I did go for 4 weeks training in Galway and you are paid for the first couple of weeks 500 euro a week but in return you do have to sign up 6 policies and this is reduced from your commission so when I left because of policies falling through they then sent me a bill looking for this back. I never returned it and never heard from them since. 

It is similar to pyramid selling and the idea is to get anyone in and let them sell to there families and friends. Sorry to burst your bubble but I think selling insurance is a hard sell and we were cold calling, often 50 doors a night and no appointments made. Very soul destroying


----------



## Bronte (6 Apr 2011)

Gailey thank you for the details on the hard sell life is working on commission.  Excellent post on the pitfalls of this kind of work.


----------



## NorfBank (6 Apr 2011)

I see a lot of Acorn clients as their sales force seems to be more prevalent "down the country".

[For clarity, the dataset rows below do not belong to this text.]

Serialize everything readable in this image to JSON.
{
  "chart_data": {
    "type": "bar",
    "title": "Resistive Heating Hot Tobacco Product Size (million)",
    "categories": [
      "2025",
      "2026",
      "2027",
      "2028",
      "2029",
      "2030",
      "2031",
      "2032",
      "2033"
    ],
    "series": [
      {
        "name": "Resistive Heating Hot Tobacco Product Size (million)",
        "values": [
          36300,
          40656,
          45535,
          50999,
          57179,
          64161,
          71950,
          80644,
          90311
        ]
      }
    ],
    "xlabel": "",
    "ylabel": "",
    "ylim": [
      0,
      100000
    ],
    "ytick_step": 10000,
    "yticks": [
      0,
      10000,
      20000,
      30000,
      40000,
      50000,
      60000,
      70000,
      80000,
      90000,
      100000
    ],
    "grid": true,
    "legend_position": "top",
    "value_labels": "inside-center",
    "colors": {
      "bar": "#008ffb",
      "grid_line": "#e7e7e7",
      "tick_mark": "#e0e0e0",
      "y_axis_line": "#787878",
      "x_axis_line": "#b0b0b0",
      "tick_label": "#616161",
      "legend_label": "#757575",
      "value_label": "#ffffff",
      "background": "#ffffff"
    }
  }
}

Their main/only(?) product is the much maligned reviewable whole of life insurance. 

Such policies start out cheap but get prohibitively expensive as the clients get older.

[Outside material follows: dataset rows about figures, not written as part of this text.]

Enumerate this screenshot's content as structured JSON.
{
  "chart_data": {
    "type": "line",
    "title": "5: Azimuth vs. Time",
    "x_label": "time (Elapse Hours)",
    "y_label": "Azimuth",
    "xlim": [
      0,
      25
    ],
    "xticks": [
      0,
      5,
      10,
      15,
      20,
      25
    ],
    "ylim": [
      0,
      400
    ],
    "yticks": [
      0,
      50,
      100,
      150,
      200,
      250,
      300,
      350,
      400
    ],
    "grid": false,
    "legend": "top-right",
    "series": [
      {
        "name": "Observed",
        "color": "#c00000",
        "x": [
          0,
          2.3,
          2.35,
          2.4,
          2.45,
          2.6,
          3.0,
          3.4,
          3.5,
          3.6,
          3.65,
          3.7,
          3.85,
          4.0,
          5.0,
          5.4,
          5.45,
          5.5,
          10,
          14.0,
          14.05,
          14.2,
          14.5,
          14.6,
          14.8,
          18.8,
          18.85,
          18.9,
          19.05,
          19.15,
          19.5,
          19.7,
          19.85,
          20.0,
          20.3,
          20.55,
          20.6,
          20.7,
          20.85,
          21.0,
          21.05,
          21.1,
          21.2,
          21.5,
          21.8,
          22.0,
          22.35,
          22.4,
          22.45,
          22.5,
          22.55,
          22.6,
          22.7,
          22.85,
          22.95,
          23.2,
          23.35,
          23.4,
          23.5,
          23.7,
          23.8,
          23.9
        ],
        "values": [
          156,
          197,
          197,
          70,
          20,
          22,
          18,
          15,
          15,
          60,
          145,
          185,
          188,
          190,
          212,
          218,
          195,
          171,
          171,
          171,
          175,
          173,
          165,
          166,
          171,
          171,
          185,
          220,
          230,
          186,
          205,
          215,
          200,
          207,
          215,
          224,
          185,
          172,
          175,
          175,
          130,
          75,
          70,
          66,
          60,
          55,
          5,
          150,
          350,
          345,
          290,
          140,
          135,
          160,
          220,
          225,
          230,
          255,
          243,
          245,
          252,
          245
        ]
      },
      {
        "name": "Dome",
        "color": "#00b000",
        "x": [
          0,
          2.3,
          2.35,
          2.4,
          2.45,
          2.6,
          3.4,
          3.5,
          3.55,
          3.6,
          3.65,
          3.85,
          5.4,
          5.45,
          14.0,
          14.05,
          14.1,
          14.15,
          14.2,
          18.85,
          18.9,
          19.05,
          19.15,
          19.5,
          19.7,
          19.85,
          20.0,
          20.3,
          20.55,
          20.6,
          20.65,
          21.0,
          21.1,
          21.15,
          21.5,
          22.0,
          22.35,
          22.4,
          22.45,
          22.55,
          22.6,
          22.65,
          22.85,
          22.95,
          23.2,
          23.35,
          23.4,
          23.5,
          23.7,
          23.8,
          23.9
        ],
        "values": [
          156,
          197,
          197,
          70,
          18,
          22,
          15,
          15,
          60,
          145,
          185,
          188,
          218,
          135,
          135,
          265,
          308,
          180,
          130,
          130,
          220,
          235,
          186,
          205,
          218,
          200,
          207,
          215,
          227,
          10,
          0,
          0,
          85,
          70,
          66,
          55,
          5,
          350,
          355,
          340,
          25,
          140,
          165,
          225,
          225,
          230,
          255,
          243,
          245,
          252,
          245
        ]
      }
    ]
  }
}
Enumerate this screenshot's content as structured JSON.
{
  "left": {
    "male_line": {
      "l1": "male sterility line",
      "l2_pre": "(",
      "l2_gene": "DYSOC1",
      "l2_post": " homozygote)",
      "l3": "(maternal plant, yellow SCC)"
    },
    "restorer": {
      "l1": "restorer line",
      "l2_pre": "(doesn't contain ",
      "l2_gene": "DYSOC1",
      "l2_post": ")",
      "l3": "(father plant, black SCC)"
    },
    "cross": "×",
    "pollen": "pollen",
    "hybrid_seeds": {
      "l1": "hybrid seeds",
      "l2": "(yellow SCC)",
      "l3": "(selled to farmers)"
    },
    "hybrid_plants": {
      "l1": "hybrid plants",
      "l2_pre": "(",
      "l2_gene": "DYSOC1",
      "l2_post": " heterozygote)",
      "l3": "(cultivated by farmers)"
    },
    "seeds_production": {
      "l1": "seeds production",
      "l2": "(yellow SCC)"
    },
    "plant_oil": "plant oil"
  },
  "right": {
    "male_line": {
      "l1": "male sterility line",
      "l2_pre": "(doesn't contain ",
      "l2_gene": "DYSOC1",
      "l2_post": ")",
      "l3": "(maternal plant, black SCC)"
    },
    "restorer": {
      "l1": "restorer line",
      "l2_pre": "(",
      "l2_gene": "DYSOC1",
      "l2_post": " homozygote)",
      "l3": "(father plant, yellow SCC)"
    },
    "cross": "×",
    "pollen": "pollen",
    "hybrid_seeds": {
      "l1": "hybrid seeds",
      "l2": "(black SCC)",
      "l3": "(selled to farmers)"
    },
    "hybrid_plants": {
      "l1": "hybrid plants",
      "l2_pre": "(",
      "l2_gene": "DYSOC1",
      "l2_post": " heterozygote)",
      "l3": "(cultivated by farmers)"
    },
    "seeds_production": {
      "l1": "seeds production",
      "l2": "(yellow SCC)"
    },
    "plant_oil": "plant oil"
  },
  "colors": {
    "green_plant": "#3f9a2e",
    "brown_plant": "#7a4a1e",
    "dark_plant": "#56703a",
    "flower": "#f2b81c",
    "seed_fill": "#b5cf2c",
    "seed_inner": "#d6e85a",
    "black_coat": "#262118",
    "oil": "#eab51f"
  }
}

Combined and Acorn seem to be the hard sell insurance companies from all accounts.

On a side note, isn't it a crazy situation where the minimum competency for anyone in the financial services industry is the QFA but Acorn can give anyone 4 weeks training and off they go selling life insurance door to door to the most vulnerable in society.


----------



## gailey (6 Apr 2011)

NorfBank said:


> On a side note, isn't it a crazy situation where the minimum competency for anyone in the financial services industry is the QFA but Acorn can give anyone 4 weeks training and off they go selling life insurance door to door to the most vulnerable in society.



I agree completely. I had intended at the time to sit the qfa exams but changed my mind and decided it was not for me.The training involved was only learning about Acorn Life Products.The only ones making real money out of it are the ones at the top who advertise themselves for salespeople and then sit back and wait for their commission to roll in. When you sell a policy they receive too so the more they have runniing around for them the more they make. It is a pyramid scheme and it is an American company and very americanised.


----------



## NorfBank (6 Apr 2011)

gailey said:


> I agree completely. I had intended at the time to sit the qfa exams but changed my mind and decided it was not for me.The training involved was only learning about Acorn Life Products.The only ones making real money out of it are the ones at the top who advertise themselves for salespeople and then sit back and wait for their commission to roll in. When you sell a policy they receive too so the more they have runniing around for them the more they make. It is a pyramid scheme and it is an American company and very americanised.



I can see your blurred face in a Prime Time special report gailey 

I love the way Acorn got free airtime on the RTE News with their claim of creating 150 "jobs". Nice PR I must admit. Only 149 more to go eh?


----------



## gailey (6 Apr 2011)

sorry i didn't see the primetime report. What was that about??


----------



## NorfBank (6 Apr 2011)

I mean a future report (joking!)


----------



## gailey (6 Apr 2011)

hah I thought I never miss primetime. Well I wish I read this before I started with that crowd. I hope this deters others too.
Luckily I didnt really lose financially just my pride and a couple of friends


----------



## DCon (10 May 2011)

So glad I didnt go ahead with position I was offered goin on posts from Gailey. Just had a bad feeling about the place that I coudnt shake.


----------